The Wall Street Journal's parent company on Tuesday requested that a panel of UN experts declare its correspondent Evan Gershkovich, who is in Russian jail, as being "arbitrarily detained."
Gershkovich, a US reporter, was detained in March during a reporting trip to the Urals and accused of spying -- charges that he, the US government and his employer The Wall Street Journal vehemently deny.
His pre-trial custody had been due to expire on August 30, but several days prior a judge ruled it would be extended to November 30, a decision criticized by the WSJ and US State Department.
"Today is day 167 of Evans' wrongful detention," Jason Conti, executive vice president and general counsel at Dow Jones, told a press conference.
Gershkovich, unlike many Western reporters, had continued to report from Russia during Moscow's offensive in Ukraine.
His case marks the first time a Western journalist has been arrested on espionage charges in Russia since the Soviet era.
"Today, we filed a petition with the UN Working Group on Arbitrary Detention.
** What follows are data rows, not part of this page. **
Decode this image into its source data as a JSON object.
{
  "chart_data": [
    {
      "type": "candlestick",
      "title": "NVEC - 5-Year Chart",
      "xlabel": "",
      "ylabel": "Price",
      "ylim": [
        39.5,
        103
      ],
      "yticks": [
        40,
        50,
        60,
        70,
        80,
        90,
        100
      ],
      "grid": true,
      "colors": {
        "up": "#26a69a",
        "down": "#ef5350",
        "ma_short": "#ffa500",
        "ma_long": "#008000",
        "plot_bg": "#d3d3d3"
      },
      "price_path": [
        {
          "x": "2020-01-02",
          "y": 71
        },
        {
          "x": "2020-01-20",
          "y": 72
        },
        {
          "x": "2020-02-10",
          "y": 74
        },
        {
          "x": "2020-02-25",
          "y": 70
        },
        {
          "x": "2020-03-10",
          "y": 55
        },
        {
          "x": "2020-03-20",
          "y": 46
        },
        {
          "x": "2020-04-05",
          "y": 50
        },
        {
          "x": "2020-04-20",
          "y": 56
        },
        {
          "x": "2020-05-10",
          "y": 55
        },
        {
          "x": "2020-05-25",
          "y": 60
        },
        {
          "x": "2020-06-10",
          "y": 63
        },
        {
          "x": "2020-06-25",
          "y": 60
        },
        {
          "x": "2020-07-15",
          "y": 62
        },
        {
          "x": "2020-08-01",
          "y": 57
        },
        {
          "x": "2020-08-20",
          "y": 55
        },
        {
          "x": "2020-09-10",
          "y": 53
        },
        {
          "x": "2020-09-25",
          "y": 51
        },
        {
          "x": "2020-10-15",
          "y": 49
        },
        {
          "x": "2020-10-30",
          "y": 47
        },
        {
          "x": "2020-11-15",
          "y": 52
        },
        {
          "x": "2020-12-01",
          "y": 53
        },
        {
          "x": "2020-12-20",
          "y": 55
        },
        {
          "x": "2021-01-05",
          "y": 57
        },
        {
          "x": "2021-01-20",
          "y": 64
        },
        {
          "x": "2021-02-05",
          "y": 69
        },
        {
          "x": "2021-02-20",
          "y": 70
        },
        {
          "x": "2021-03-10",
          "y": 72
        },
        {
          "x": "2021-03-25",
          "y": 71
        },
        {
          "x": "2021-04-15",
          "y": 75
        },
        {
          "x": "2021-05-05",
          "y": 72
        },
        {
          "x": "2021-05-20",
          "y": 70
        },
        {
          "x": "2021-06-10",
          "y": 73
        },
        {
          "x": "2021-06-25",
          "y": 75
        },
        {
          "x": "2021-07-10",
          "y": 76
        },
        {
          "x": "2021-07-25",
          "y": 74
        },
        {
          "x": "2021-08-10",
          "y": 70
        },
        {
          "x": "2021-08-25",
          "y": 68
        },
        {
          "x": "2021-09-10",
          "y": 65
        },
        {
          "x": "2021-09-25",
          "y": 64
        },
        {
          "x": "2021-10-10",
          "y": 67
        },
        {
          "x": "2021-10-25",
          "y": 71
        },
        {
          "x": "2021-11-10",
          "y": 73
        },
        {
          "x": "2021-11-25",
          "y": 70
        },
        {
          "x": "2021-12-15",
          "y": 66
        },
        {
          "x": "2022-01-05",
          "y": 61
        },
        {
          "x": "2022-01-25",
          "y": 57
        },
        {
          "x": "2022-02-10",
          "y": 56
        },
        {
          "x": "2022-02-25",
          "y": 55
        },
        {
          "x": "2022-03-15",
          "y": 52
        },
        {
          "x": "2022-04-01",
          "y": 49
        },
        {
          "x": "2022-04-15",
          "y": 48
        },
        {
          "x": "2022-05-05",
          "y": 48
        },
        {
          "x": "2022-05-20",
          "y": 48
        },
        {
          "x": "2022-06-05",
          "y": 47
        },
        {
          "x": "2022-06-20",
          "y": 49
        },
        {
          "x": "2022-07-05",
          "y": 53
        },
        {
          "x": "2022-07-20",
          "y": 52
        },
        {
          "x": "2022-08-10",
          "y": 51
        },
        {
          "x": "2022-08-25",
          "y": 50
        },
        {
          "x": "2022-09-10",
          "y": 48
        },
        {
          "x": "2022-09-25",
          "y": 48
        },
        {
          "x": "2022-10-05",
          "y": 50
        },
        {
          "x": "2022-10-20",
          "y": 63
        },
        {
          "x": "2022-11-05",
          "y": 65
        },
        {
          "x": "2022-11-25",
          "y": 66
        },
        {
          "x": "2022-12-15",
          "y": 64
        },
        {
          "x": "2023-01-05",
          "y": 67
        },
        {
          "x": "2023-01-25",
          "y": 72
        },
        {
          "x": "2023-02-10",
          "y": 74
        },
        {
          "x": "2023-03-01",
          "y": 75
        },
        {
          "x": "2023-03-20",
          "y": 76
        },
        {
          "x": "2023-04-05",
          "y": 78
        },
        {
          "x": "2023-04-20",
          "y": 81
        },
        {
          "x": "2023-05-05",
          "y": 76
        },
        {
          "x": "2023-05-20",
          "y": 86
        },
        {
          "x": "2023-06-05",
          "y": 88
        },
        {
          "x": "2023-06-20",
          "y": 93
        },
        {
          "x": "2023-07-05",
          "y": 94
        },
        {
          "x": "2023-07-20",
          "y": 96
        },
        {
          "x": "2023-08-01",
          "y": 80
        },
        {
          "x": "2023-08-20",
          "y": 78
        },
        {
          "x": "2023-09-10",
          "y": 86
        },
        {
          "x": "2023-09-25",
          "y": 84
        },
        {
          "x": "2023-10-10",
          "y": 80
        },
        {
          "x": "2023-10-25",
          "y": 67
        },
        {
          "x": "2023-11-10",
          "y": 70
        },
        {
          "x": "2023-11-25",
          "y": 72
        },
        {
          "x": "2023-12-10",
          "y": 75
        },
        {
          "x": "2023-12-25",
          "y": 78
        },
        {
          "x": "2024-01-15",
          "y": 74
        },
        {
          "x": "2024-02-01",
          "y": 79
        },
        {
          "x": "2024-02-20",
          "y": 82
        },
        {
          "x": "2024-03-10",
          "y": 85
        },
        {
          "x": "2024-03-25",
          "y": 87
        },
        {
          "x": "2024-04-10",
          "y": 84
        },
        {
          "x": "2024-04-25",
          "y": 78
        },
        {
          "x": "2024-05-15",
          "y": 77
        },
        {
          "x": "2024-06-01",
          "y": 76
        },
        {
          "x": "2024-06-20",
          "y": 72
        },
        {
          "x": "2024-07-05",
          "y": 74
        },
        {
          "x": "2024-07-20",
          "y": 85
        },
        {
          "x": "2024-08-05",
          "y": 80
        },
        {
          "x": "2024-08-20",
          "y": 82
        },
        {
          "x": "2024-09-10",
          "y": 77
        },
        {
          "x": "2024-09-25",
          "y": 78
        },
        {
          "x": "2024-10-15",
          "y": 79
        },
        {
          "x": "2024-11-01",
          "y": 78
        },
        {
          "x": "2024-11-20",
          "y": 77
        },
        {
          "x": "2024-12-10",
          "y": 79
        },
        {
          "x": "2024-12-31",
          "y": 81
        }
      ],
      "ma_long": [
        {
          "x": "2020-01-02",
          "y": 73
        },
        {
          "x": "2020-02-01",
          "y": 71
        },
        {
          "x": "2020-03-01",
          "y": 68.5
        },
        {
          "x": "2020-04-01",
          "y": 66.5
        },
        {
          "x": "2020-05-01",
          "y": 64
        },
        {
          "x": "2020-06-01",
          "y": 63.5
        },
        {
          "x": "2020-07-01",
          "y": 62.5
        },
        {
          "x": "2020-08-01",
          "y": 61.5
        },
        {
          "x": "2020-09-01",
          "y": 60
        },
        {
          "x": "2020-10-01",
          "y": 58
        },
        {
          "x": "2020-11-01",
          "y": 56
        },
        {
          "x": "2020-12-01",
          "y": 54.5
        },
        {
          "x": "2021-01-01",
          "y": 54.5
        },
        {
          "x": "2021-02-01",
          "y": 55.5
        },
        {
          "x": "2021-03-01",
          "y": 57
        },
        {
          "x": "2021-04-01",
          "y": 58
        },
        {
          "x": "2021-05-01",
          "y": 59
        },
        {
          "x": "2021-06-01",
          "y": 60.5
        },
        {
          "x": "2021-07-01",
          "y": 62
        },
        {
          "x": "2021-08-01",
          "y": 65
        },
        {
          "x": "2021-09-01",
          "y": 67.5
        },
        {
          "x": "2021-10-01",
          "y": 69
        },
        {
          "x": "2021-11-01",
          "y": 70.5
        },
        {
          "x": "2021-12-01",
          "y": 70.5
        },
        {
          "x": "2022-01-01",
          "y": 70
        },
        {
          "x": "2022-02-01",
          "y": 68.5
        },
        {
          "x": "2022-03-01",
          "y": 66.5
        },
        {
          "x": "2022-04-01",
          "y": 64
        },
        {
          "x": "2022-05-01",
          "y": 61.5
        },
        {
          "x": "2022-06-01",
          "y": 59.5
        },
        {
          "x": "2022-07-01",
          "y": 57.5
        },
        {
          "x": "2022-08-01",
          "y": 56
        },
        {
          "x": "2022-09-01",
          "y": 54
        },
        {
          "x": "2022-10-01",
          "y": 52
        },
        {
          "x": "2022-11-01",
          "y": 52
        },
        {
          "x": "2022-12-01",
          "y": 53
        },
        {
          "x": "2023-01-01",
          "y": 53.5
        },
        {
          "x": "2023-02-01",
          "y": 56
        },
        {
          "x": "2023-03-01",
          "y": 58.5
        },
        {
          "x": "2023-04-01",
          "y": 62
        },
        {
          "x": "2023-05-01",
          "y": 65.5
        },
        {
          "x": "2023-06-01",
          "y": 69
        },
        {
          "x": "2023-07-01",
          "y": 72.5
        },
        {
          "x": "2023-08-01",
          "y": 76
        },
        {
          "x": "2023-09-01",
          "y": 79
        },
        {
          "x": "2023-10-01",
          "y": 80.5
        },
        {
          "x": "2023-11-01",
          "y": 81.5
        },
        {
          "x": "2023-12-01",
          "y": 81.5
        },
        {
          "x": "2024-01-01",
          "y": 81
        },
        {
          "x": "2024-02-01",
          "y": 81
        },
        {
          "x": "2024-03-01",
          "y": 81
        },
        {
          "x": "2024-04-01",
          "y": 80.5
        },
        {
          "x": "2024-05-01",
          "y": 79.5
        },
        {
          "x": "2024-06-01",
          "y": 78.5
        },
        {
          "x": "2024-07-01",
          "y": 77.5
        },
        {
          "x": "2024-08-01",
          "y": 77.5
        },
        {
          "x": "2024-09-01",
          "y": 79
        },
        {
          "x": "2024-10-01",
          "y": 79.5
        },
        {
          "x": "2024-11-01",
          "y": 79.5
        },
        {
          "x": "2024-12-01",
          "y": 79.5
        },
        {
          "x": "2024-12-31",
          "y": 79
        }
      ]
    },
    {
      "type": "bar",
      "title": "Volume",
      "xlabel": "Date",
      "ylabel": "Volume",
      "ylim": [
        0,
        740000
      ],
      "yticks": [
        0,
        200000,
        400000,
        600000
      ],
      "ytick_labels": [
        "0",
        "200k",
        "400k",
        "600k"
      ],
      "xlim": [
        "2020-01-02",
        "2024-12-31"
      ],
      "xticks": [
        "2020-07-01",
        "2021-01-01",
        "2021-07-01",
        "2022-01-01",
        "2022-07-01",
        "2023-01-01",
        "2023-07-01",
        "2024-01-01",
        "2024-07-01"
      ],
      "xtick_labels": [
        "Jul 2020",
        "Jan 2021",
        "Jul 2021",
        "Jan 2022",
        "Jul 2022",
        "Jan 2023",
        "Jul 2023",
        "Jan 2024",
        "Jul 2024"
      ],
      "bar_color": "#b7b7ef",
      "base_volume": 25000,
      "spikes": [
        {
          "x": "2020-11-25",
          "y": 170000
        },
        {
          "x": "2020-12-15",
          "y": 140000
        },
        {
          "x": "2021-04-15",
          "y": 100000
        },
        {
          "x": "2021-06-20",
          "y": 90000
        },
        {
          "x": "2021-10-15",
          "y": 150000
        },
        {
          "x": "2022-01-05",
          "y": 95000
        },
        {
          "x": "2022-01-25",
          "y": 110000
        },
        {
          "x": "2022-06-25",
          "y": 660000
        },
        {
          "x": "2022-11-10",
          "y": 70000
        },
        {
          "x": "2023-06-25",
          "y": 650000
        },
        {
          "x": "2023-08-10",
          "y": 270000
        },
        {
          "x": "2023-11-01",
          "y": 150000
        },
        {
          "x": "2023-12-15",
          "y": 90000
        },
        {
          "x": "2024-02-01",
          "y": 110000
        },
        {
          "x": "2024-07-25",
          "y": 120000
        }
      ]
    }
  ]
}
The idea is to ask the working group to urgently declare an opinion declaring Evan as having been arbitrarily detained," Conti said.
"The idea is in essence that his international rights have been violated, that this is nothing more than hostage diplomacy," Conti added.
In the letter to the task force, which Dow Jones posted on its website, it said that Russia "is not imprisoning Gershkovich because it legitimately believes its absurd claim that he is an American spy."
Rather, it alleges, "Russian President Vladimir Putin is using Gershkovich as a pawn, holding him hostage in order to gain leverage over -- and extract a ransom from --the United States."
The Working Group on Arbitrary Detention, an independent panel composed of five experts, investigates alleged cases of arbitrary detention, as mandated by the UN Human Rights Council.